A few things about this:

  1. Yes, it would be “easier” to have more sterile people than to have some percentage of the population be gay. But that implies a deliberative aspect to evolution that plans out evolutionary changes and can select for the most efficient solution. Which, of course, is not how evolution works. If having a certain percentage of the population be homosexual provides a survival advantage, then the mutation that led to that will be propagated, even if there’s an easier possible solution - or even if there’s an easier extant solution.

  2. I suspect the number of women in pre-historic societies that had any real reproductive choice was pretty limited. A man who’s not interested in having sex with women, is probably not going to have much sex with women. A woman who’s not interested in sex with men… is probably still going to have a significant amount of sex with men, regardless of what she wants.

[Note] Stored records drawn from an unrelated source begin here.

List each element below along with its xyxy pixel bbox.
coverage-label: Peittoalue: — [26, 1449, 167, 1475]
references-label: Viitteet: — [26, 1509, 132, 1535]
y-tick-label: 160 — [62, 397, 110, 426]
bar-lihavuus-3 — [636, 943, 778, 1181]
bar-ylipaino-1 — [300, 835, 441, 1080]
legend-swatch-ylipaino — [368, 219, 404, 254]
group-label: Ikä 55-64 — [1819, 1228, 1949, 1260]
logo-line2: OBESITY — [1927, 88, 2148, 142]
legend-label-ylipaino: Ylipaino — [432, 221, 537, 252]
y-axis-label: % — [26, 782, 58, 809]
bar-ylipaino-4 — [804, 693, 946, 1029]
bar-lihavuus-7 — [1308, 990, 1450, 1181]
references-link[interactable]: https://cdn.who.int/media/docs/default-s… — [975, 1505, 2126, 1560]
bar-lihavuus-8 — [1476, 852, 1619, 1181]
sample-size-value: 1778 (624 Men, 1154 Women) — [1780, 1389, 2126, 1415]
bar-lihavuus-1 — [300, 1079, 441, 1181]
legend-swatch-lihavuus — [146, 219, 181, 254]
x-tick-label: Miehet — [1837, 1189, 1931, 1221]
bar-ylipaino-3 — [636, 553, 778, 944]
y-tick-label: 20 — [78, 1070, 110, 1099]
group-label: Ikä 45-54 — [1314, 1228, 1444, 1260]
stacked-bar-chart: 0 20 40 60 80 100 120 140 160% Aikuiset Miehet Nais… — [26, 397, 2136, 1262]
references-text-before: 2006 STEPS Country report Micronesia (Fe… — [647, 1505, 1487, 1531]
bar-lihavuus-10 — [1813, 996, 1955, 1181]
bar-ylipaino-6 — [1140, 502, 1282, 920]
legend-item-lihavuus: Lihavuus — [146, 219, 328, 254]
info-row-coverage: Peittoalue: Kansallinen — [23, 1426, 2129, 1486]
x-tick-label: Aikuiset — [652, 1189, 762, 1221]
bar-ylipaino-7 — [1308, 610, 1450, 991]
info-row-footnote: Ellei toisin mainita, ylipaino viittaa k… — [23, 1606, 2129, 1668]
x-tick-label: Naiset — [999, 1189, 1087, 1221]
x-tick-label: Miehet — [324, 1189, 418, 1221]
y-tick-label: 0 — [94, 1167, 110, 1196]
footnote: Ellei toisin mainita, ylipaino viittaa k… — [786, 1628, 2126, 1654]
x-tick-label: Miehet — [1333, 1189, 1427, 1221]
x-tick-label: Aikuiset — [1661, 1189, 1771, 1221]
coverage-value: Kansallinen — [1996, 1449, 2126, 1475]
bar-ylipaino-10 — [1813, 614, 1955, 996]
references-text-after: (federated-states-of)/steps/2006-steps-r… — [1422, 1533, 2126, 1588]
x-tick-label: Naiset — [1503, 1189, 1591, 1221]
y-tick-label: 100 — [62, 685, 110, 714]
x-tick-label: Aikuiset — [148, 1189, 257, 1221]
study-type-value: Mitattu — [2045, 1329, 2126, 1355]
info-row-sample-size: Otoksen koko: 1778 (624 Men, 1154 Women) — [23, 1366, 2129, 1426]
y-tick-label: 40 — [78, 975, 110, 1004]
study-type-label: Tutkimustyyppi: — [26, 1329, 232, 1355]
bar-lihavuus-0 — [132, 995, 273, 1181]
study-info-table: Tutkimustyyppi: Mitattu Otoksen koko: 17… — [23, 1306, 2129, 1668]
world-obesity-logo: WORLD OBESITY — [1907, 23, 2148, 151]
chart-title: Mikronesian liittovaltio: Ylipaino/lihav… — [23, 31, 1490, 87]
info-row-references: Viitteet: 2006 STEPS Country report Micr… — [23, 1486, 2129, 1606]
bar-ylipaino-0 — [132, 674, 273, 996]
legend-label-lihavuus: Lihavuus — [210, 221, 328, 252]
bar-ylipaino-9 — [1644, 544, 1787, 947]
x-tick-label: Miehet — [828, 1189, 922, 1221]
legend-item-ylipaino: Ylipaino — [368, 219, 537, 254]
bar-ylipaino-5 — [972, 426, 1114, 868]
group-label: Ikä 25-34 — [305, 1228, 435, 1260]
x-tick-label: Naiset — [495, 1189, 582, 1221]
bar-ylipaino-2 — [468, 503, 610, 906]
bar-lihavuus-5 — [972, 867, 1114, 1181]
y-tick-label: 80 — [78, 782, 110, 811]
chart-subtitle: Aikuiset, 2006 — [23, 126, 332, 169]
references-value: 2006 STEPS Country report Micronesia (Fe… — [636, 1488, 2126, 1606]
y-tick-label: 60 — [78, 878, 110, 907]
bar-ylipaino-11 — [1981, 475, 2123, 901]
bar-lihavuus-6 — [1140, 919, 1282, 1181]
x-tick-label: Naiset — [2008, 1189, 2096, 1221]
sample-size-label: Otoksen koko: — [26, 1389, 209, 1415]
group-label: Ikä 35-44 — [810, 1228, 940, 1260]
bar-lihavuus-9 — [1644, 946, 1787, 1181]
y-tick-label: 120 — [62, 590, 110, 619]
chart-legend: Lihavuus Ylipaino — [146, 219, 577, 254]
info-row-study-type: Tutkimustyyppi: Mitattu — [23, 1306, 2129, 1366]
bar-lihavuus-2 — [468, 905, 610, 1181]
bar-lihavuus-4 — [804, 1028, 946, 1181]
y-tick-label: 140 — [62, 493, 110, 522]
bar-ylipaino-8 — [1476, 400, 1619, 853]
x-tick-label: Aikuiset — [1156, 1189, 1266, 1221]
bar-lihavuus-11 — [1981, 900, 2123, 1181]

3a) We’re talking about how homosexuality could have evolved in humans, so we’re talking about arrangements in human populations across hundreds of thousands of years - and possibly earlier, since any potential “gay gene” does not necessarily have to originated in humans. So the existence of any society with a wide-spread practice of adoption by gay uncles is irrelevant – any human society for which we have any sort of reliable record is much too recent to have had any impact on the over-all evolution of the modern human animal.

3b) That being said, I believe it’s been pretty common in most societies throughout history for orphans to be adopted by uncles (when available), gay or otherwise. All else being equal, an orphan who doesn’t have to compete for resources with his cousins is going to be at an advantage over an orphan who does.

3c) The “gay uncle” hypothesis is not specifically about raising orphans, but about the ratio of contributing adults to mouths that need to be fed. The children in a hunter-gatherer group that consists of, say, two breeding pairs, and two non-breeding homosexual pairs are going to have a survival advantage over the children in a hunter-gatherer group that consists of four breeding pairs, simply based on allocation of resources.

I’m open to correction on this point, but my understanding is that genes aren’t passed because they provide a survival advantage to the individual, but because they provide a reproductive advantage to the group. A genetic mutation that makes you twice as likely to develop cancer before thirty, but makes you ten times as fertile, is going to get passed on, even though it drastically reduces the organisms ability to survive.

This is significant to this conversation, because a possible “gay gene” is not going to have any impact on an individual’s survivability, but is going to have an obvious impact on their ability to pass on their genetics. The “gay uncle” hypothesis offers an explanation for why homosexuality, which should lead to the individual being outbred by heterosexuals, still provides a sufficient reproductive advantage to the group to prevent it from being selected against.

Which isn’t to say that the hypothesis might not still be completely wrong. But if it is, it’s not for any of the reasons you suggest.